Von Monika Heil

Endlich war es so weit! Jan stand am Ortsschild und schaute, ein letztes Mal für die nächsten drei Jahre, zurück auf die schmale Straße, die ins Dorf führte.

„Auf geht´s“,murmelte er, schulterte seinen Rucksack und lief los.

Henriette hatte ihm eine Landkarte in die Hand gedrückt und alles, alles Gute gewünscht. Henriette, Ersatzmutter, Lebensretterin.

 

Nach etwa zwanzig Kilometern war er müde. Er brauchte eine Pause. Dringend. Erschöpft lehnte er sich gegen einen niedrigen Zaun, der die schmale Straße von einem Privatgrundstück trennte, zog seine Wasserflasche aus der Seitentasche des Rucksacks. Leer! Mist. Ein alter Mann jätete ein Blumenbeet auf seinem Grundstück. Jan sprach ihn an.

„Entschuldigen Sie bitte, dürfte ich vielleicht meine Wasserflasche bei Ihnen auffüllen?“

Der Alte schaute auf, mustere kurz Jans Kluft.
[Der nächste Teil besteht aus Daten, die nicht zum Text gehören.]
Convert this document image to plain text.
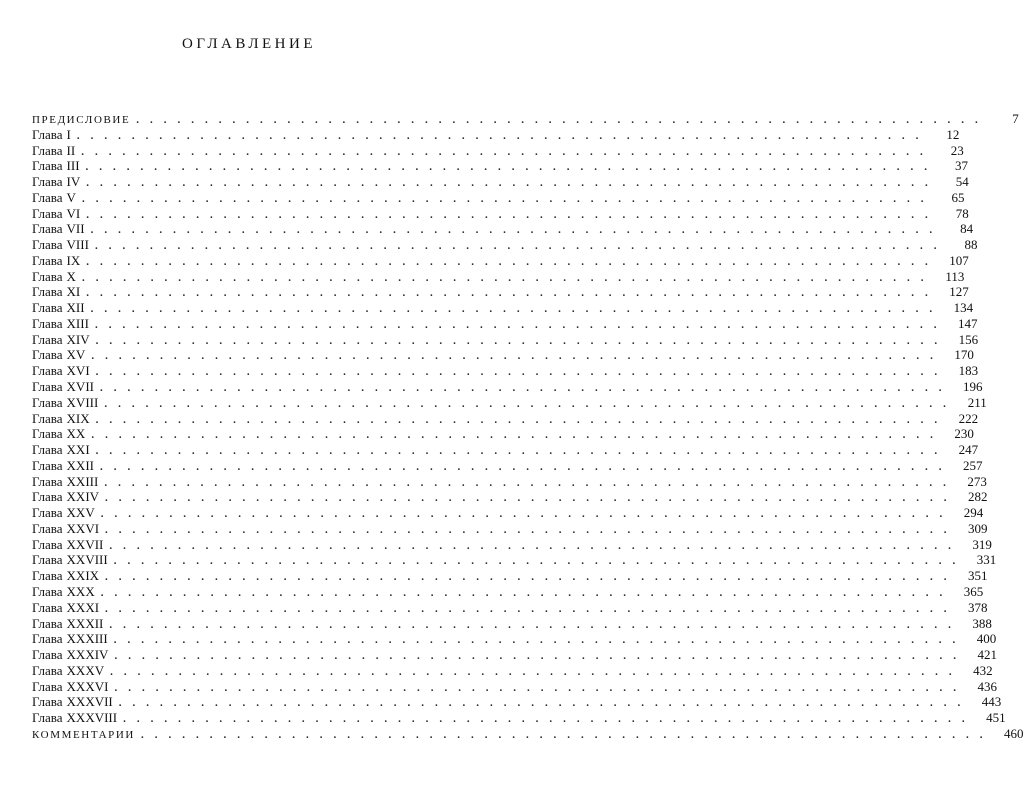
ОГЛАВЛЕНИЕ
ПРЕДИСЛОВИЕ ..............................................................	7
Глава I ..............................................................	12
Глава II ..............................................................	23
Глава III ..............................................................	37
Глава IV ..............................................................	54
Глава V ..............................................................	65
Глава VI ..............................................................	78
Глава VII ..............................................................	84
Глава VIII ..............................................................	88
Глава IX .............................................................. 107
Глава X .............................................................. 113
Глава XI .............................................................. 127
Глава XII .............................................................. 134
Глава XIII .............................................................. 147
Глава XIV .............................................................. 156
Глава XV .............................................................. 170
Глава XVI .............................................................. 183
Глава XVII .............................................................. 196
Глава XVIII .............................................................. 211
Глава XIX .............................................................. 222
Глава XX .............................................................. 230
Глава XXI .............................................................. 247
Глава XXII .............................................................. 257
Глава XXIII .............................................................. 273
Глава XXIV .............................................................. 282
Глава XXV .............................................................. 294
Глава XXVI .............................................................. 309
Глава XXVII .............................................................. 319
Глава XXVIII .............................................................. 331
Глава XXIX .............................................................. 351
Глава XXX .............................................................. 365
Глава XXXI .............................................................. 378
Глава XXXII .............................................................. 388
Глава XXXIII .............................................................. 400
Глава XXXIV .............................................................. 421
Глава XXXV .............................................................. 432
Глава XXXVI .............................................................. 436
Глава XXXVII .............................................................. 443
Глава XXXVIII .............................................................. 451
КОММЕНТАРИИ .............................................................. 460
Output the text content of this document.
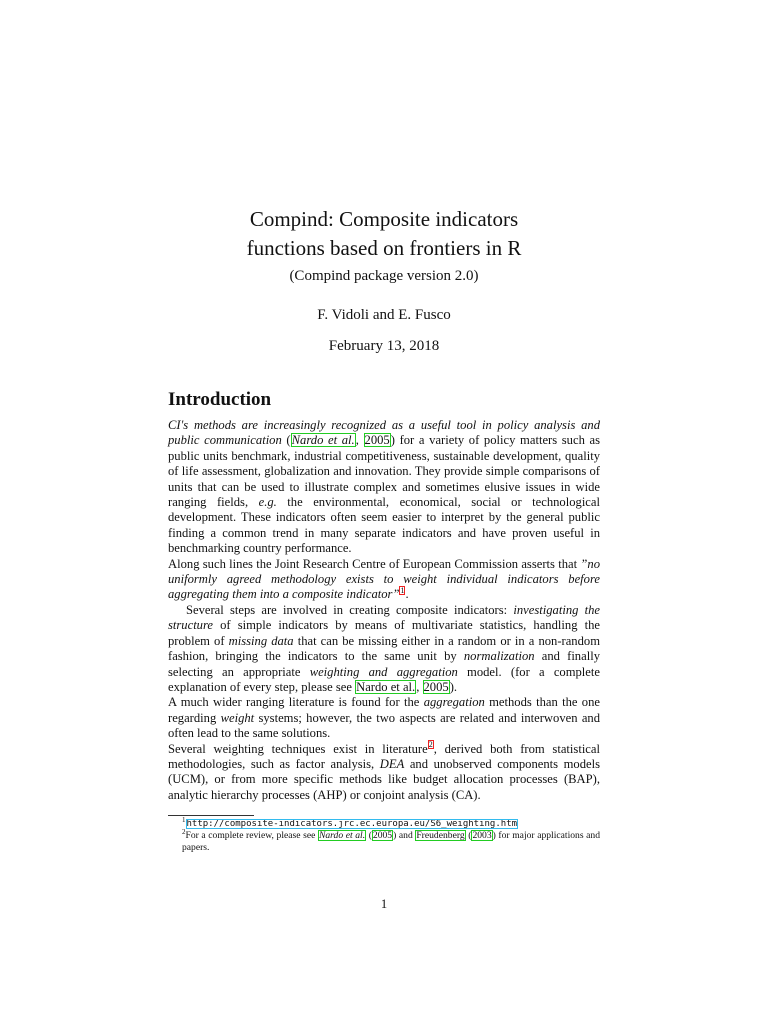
Compind: Composite indicators
functions based on frontiers in R
(Compind package version 2.0)
F. Vidoli and E. Fusco
February 13, 2018
Introduction

CI's methods are increasingly recognized as a useful tool in policy analysis and public communication (Nardo et al., 2005) for a variety of policy matters such as public units benchmark, industrial competitiveness, sustainable development, quality of life assessment, globalization and innovation. They provide simple comparisons of units that can be used to illustrate complex and sometimes elusive issues in wide ranging fields, e.g. the environmental, economical, social or technological development. These indicators often seem easier to interpret by the general public finding a common trend in many separate indicators and have proven useful in benchmarking country performance.

Along such lines the Joint Research Centre of European Commission asserts that ”no uniformly agreed methodology exists to weight individual indicators before aggregating them into a composite indicator”$^1$.

Several steps are involved in creating composite indicators: investigating the structure of simple indicators by means of multivariate statistics, handling the problem of missing data that can be missing either in a random or in a non-random fashion, bringing the indicators to the same unit by normalization and finally selecting an appropriate weighting and aggregation model. (for a complete explanation of every step, please see Nardo et al., 2005).

A much wider ranging literature is found for the aggregation methods than the one regarding weight systems; however, the two aspects are related and interwoven and often lead to the same solutions.

Several weighting techniques exist in literature$^2$, derived both from statistical methodologies, such as factor analysis, DEA and unobserved components models (UCM), or from more specific methods like budget allocation processes (BAP), analytic hierarchy processes (AHP) or conjoint analysis (CA).

$^1$http://composite-indicators.jrc.ec.europa.eu/S6_weighting.htm

$^2$For a complete review, please see Nardo et al. (2005) and Freudenberg (2003) for major applications and papers.

1
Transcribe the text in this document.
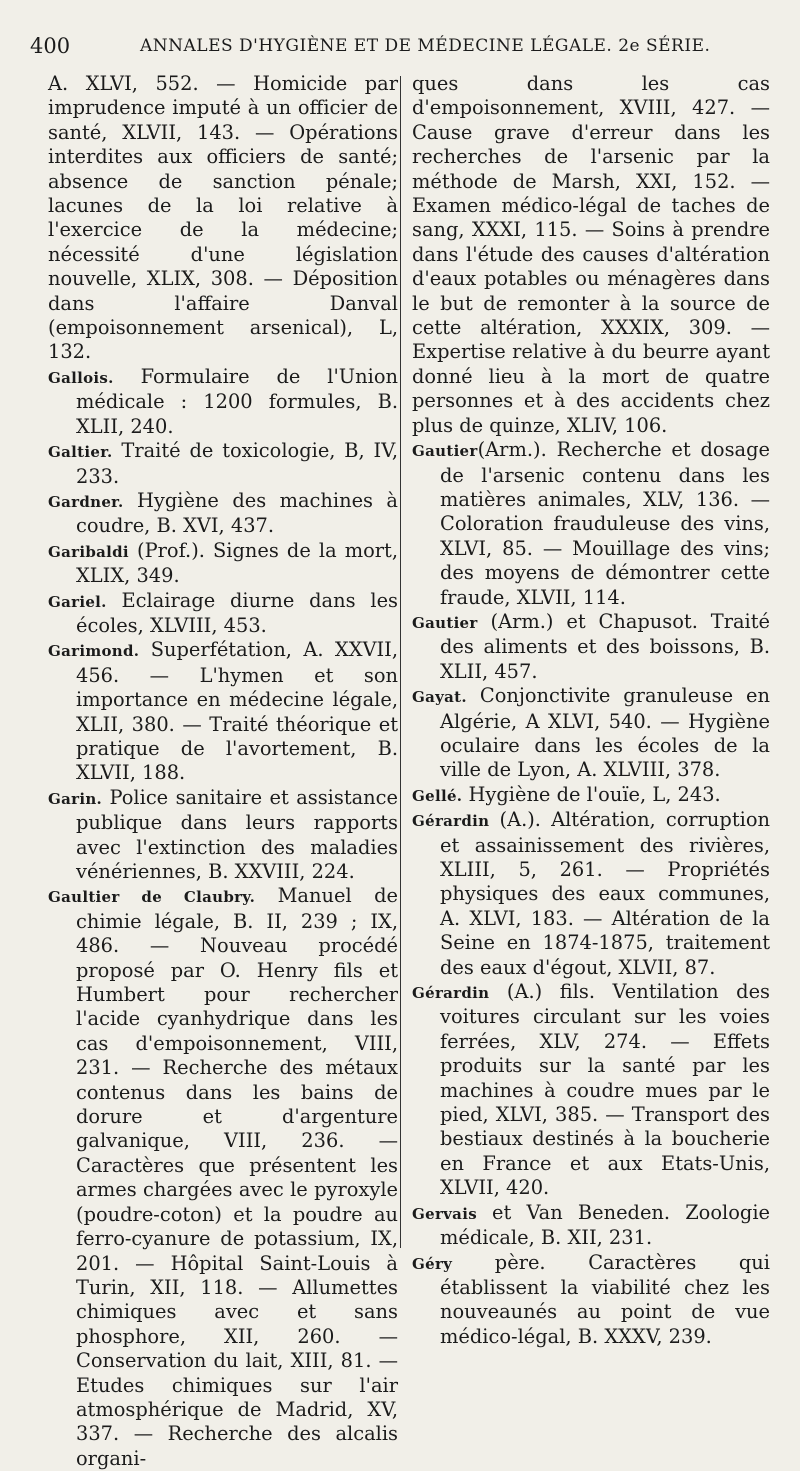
400	ANNALES D'HYGIÈNE ET DE MÉDECINE LÉGALE. 2e SÉRIE.

A. XLVI, 552. — Homicide par imprudence imputé à un officier de santé, XLVII, 143. — Opérations interdites aux officiers de santé; absence de sanction pénale; lacunes de la loi relative à l'exercice de la médecine; nécessité d'une législation nouvelle, XLIX, 308. — Déposition dans l'affaire Danval (empoisonnement arsenical), L, 132.

Gallois. Formulaire de l'Union médicale : 1200 formules, B. XLII, 240.

Galtier. Traité de toxicologie, B, IV, 233.

Gardner. Hygiène des machines à coudre, B. XVI, 437.

Garibaldi (Prof.). Signes de la mort, XLIX, 349.

Gariel. Eclairage diurne dans les écoles, XLVIII, 453.

Garimond. Superfétation, A. XXVII, 456. — L'hymen et son importance en médecine légale, XLII, 380. — Traité théorique et pratique de l'avortement, B. XLVII, 188.

Garin. Police sanitaire et assistance publique dans leurs rapports avec l'extinction des maladies vénériennes, B. XXVIII, 224.

Gaultier de Claubry. Manuel de chimie légale, B. II, 239 ; IX, 486. — Nouveau procédé proposé par O. Henry fils et Humbert pour rechercher l'acide cyanhydrique dans les cas d'empoisonnement, VIII, 231. — Recherche des métaux contenus dans les bains de dorure et d'argenture galvanique, VIII, 236. — Caractères que présentent les armes chargées avec le pyroxyle (poudre-coton) et la poudre au ferro-cyanure de potassium, IX, 201. — Hôpital Saint-Louis à Turin, XII, 118. — Allumettes chimiques avec et sans phosphore, XII, 260. — Conservation du lait, XIII, 81. — Etudes chimiques sur l'air atmosphérique de Madrid, XV, 337. — Recherche des alcalis organi-

ques dans les cas d'empoisonnement, XVIII, 427. — Cause grave d'erreur dans les recherches de l'arsenic par la méthode de Marsh, XXI, 152. — Examen médico-légal de taches de sang, XXXI, 115. — Soins à prendre dans l'étude des causes d'altération d'eaux potables ou ménagères dans le but de remonter à la source de cette altération, XXXIX, 309. — Expertise relative à du beurre ayant donné lieu à la mort de quatre personnes et à des accidents chez plus de quinze, XLIV, 106.

Gautier(Arm.). Recherche et dosage de l'arsenic contenu dans les matières animales, XLV, 136. — Coloration frauduleuse des vins, XLVI, 85. — Mouillage des vins; des moyens de démontrer cette fraude, XLVII, 114.

Gautier (Arm.) et Chapusot. Traité des aliments et des boissons, B. XLII, 457.

Gayat. Conjonctivite granuleuse en Algérie, A XLVI, 540. — Hygiène oculaire dans les écoles de la ville de Lyon, A. XLVIII, 378.

Gellé. Hygiène de l'ouïe, L, 243.

Gérardin (A.). Altération, corruption et assainissement des rivières, XLIII, 5, 261. — Propriétés physiques des eaux communes, A. XLVI, 183. — Altération de la Seine en 1874-1875, traitement des eaux d'égout, XLVII, 87.

Gérardin (A.) fils. Ventilation des voitures circulant sur les voies ferrées, XLV, 274. — Effets produits sur la santé par les machines à coudre mues par le pied, XLVI, 385. — Transport des bestiaux destinés à la boucherie en France et aux Etats-Unis, XLVII, 420.

Gervais et Van Beneden. Zoologie médicale, B. XII, 231.

Géry père. Caractères qui établissent la viabilité chez les nouveaunés au point de vue médico-légal, B. XXXV, 239.
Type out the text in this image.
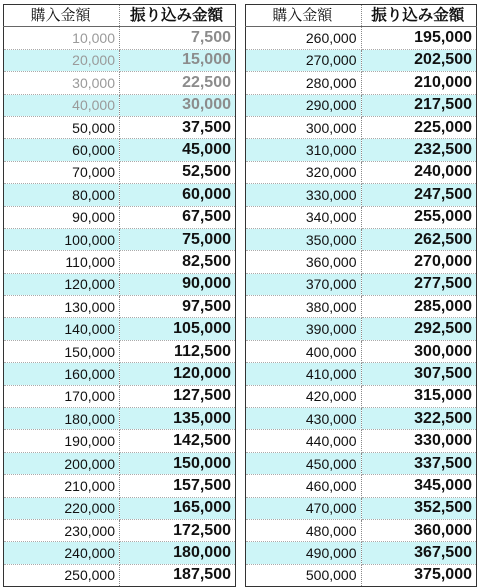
購入金額	振り込み金額
10,000	7,500
20,000	15,000
30,000	22,500
40,000	30,000
50,000	37,500
60,000	45,000
70,000	52,500
80,000	60,000
90,000	67,500
100,000	75,000
110,000	82,500
120,000	90,000
130,000	97,500
140,000	105,000
150,000	112,500
160,000	120,000
170,000	127,500
180,000	135,000
190,000	142,500
200,000	150,000
210,000	157,500
220,000	165,000
230,000	172,500
240,000	180,000
250,000	187,500
購入金額	振り込み金額
260,000	195,000
270,000	202,500
280,000	210,000
290,000	217,500
300,000	225,000
310,000	232,500
320,000	240,000
330,000	247,500
340,000	255,000
350,000	262,500
360,000	270,000
370,000	277,500
380,000	285,000
390,000	292,500
400,000	300,000
410,000	307,500
420,000	315,000
430,000	322,500
440,000	330,000
450,000	337,500
460,000	345,000
470,000	352,500
480,000	360,000
490,000	367,500
500,000	375,000
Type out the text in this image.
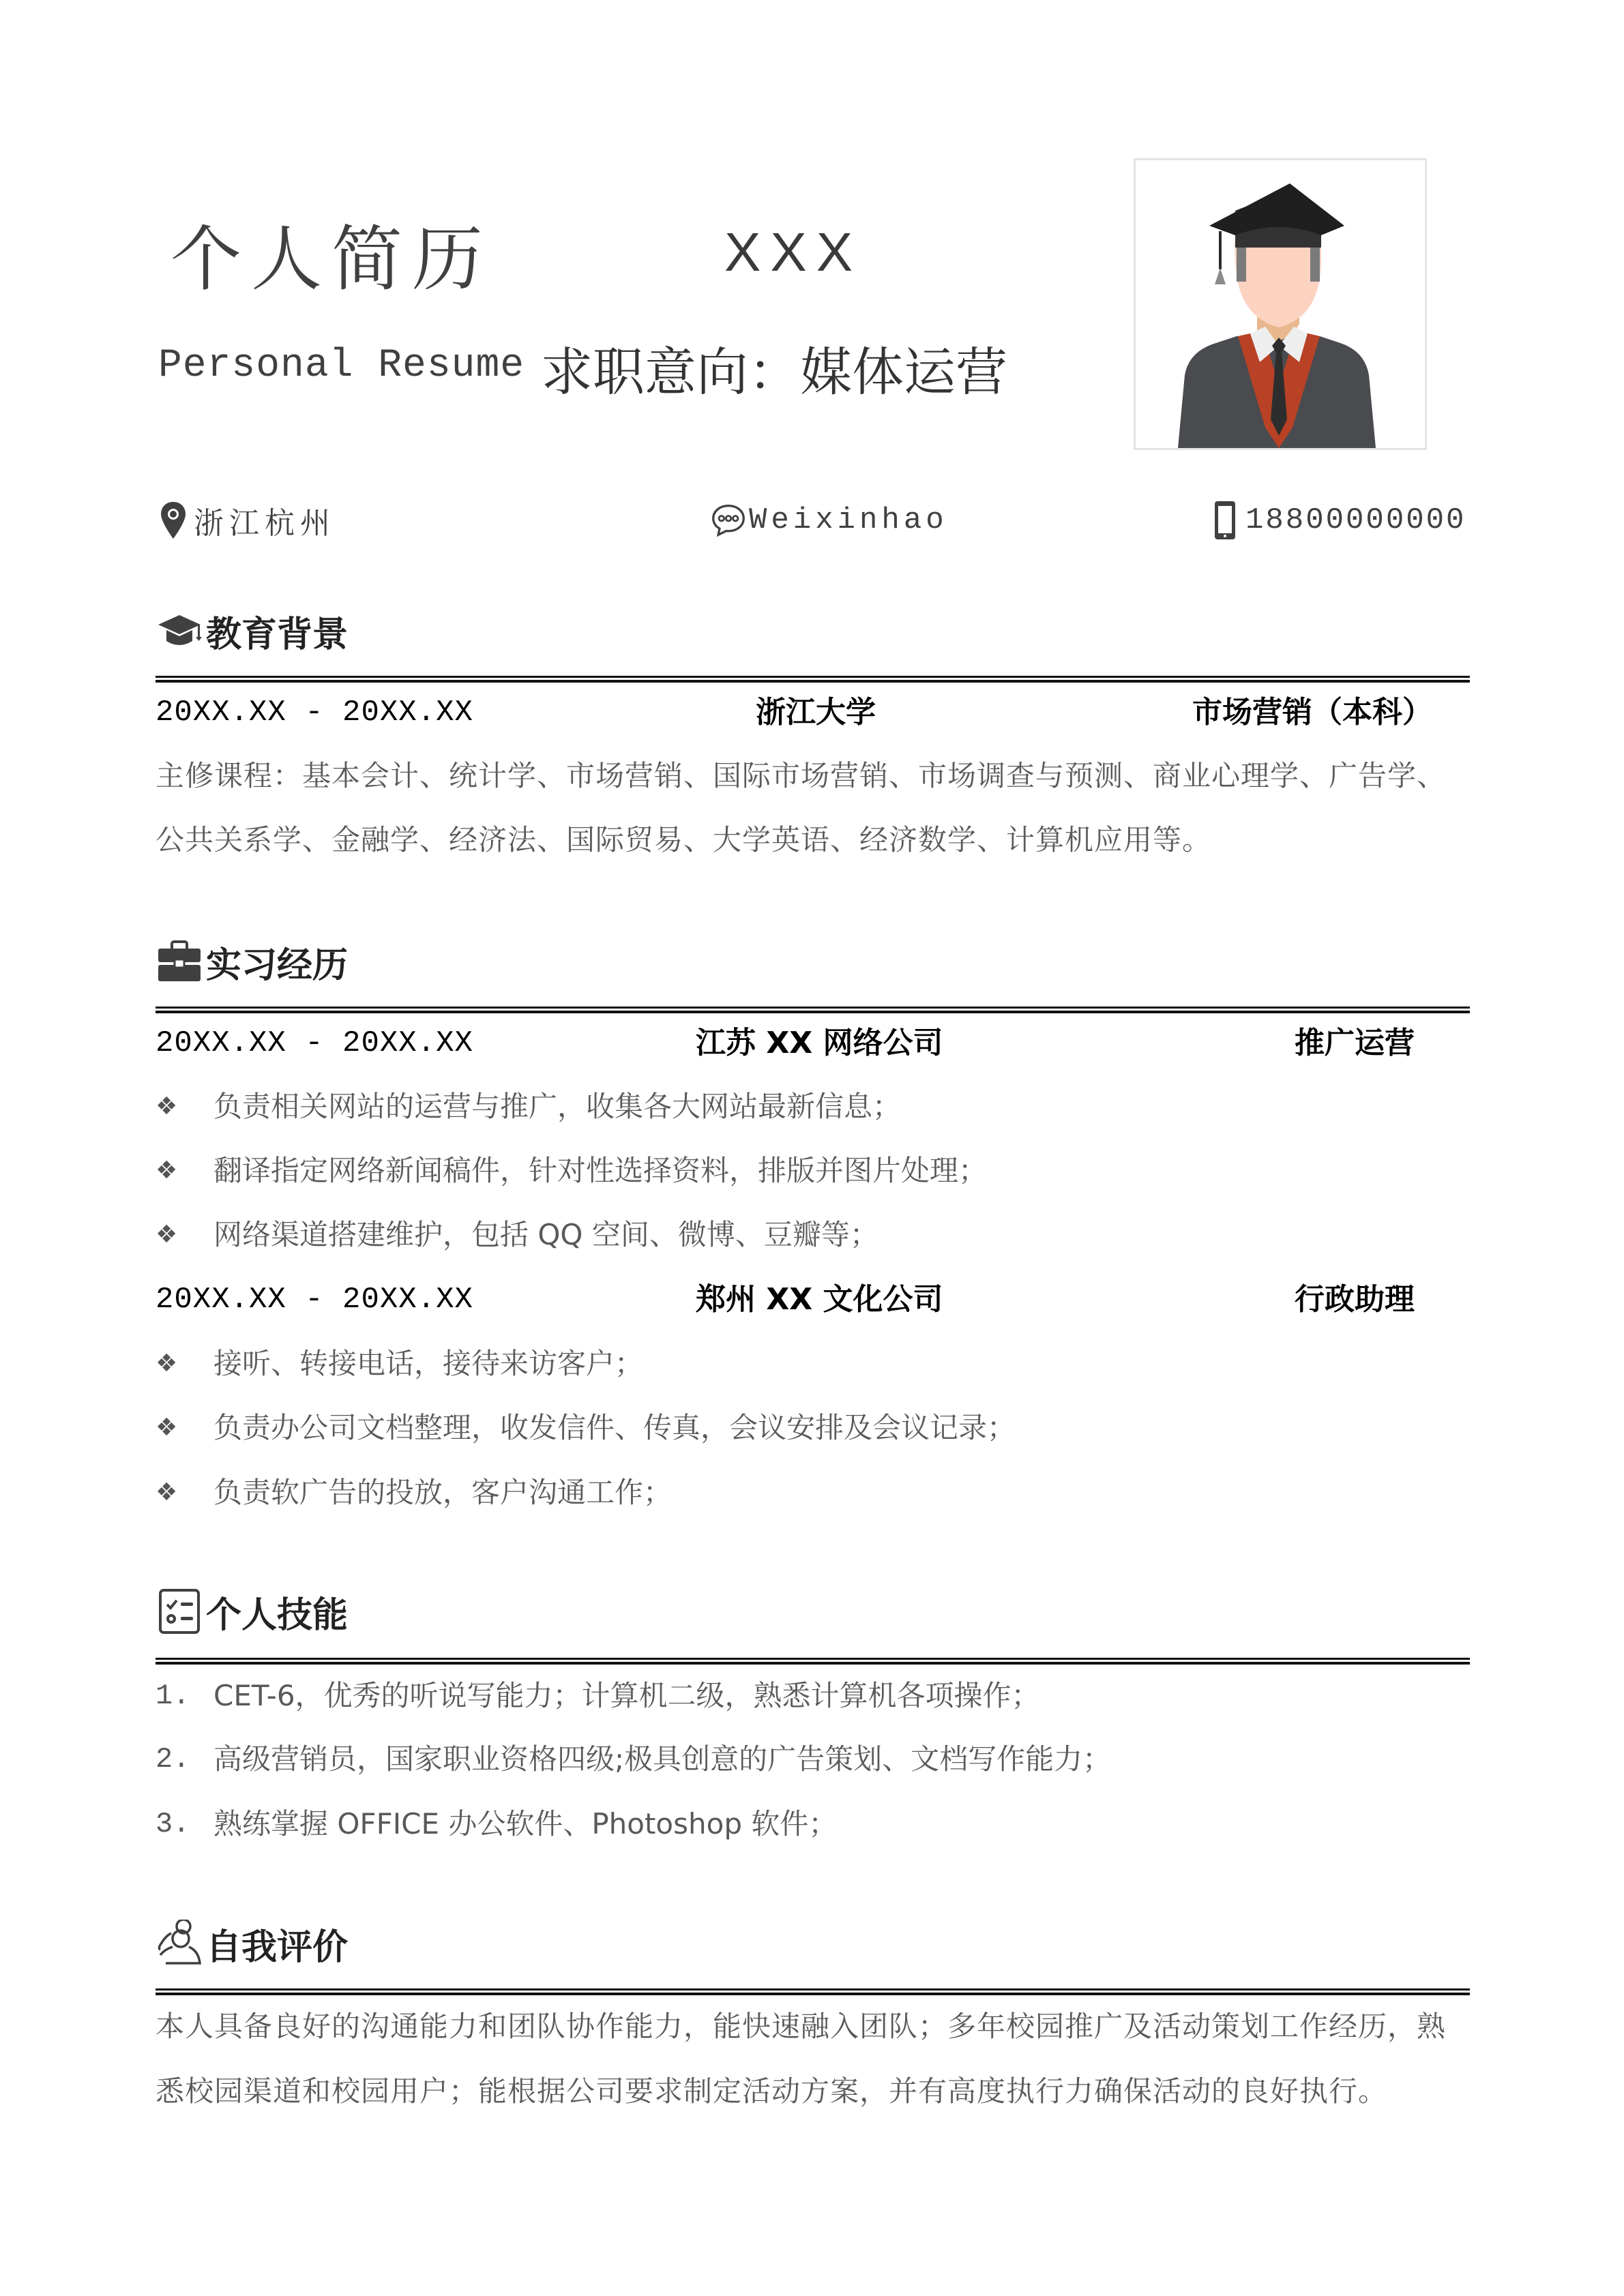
个人简历	XXX
Personal Resume 求职意向：媒体运营
浙江杭州	Weixinhao	18800000000
教育背景
20XX.XX - 20XX.XX	浙江大学	市场营销（本科）
主修课程：基本会计、统计学、市场营销、国际市场营销、市场调查与预测、商业心理学、广告学、
公共关系学、金融学、经济法、国际贸易、大学英语、经济数学、计算机应用等。
实习经历
20XX.XX - 20XX.XX	江苏 XX 网络公司	推广运营
❖	负责相关网站的运营与推广，收集各大网站最新信息；
❖	翻译指定网络新闻稿件，针对性选择资料，排版并图片处理；
❖	网络渠道搭建维护，包括 QQ 空间、微博、豆瓣等；
20XX.XX - 20XX.XX	郑州 XX 文化公司	行政助理
❖	接听、转接电话，接待来访客户；
❖	负责办公司文档整理，收发信件、传真，会议安排及会议记录；
❖	负责软广告的投放，客户沟通工作；
个人技能
1. CET-6，优秀的听说写能力；计算机二级，熟悉计算机各项操作；
2. 高级营销员，国家职业资格四级;极具创意的广告策划、文档写作能力；
3. 熟练掌握 OFFICE 办公软件、Photoshop 软件；
自我评价
本人具备良好的沟通能力和团队协作能力，能快速融入团队；多年校园推广及活动策划工作经历，熟
悉校园渠道和校园用户；能根据公司要求制定活动方案，并有高度执行力确保活动的良好执行。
Sofort wurde seine Miene freundlich.

„Aber sicher doch. Kommen Sie rein.“

„Ich will nicht stören.“

„Tun Sie nicht. Sie sind auf der Walz? Gibt es das heute überhaupt noch?“ Er öffnete das Gartentor und wies mit einladender Handbewegung zur offenstehenden Haustür. Erst eine Stunde später verließ Jan von einer leckeren Suppe gesättigt und mit frisch gefüllter Wasserflasche das Haus. Das Wertvollste aber war eine Adresse in der noch ca zehn Kilometer entfernten Stadt. Opa Meier, wie sich der Alte selbst nannte, hatte ihn telefonisch in der Tischlerei gleichen Namens angemeldet. Sein Sohn. Was für ein Zufall.

                  

Nach einem halben Jahr wurde es Zeit, weiter zu wandern. Von Süd nach Nord ging seine Tour. Einfach war es nicht immer. Doch das war er ja gewohnt. Wie viele Nächte musste er im Freien übernachten? Er zählte sie nicht. Gern erinnerte er sich an die netten Jungs auf dem Zeltplatz dicht an der Weser. Ungern an die ältliche Witwe, die zu freundlich war, ihm sogar die zweite Betthälfte in ihrem Schlafzimmer angeboten hatte. Die schönsten Erinnerungen vermerkte er in seinem Wanderbuch zusätzlich zu den Arbeitszeugnissen der kleinen Betriebe, die durchweg positiv ausfielen.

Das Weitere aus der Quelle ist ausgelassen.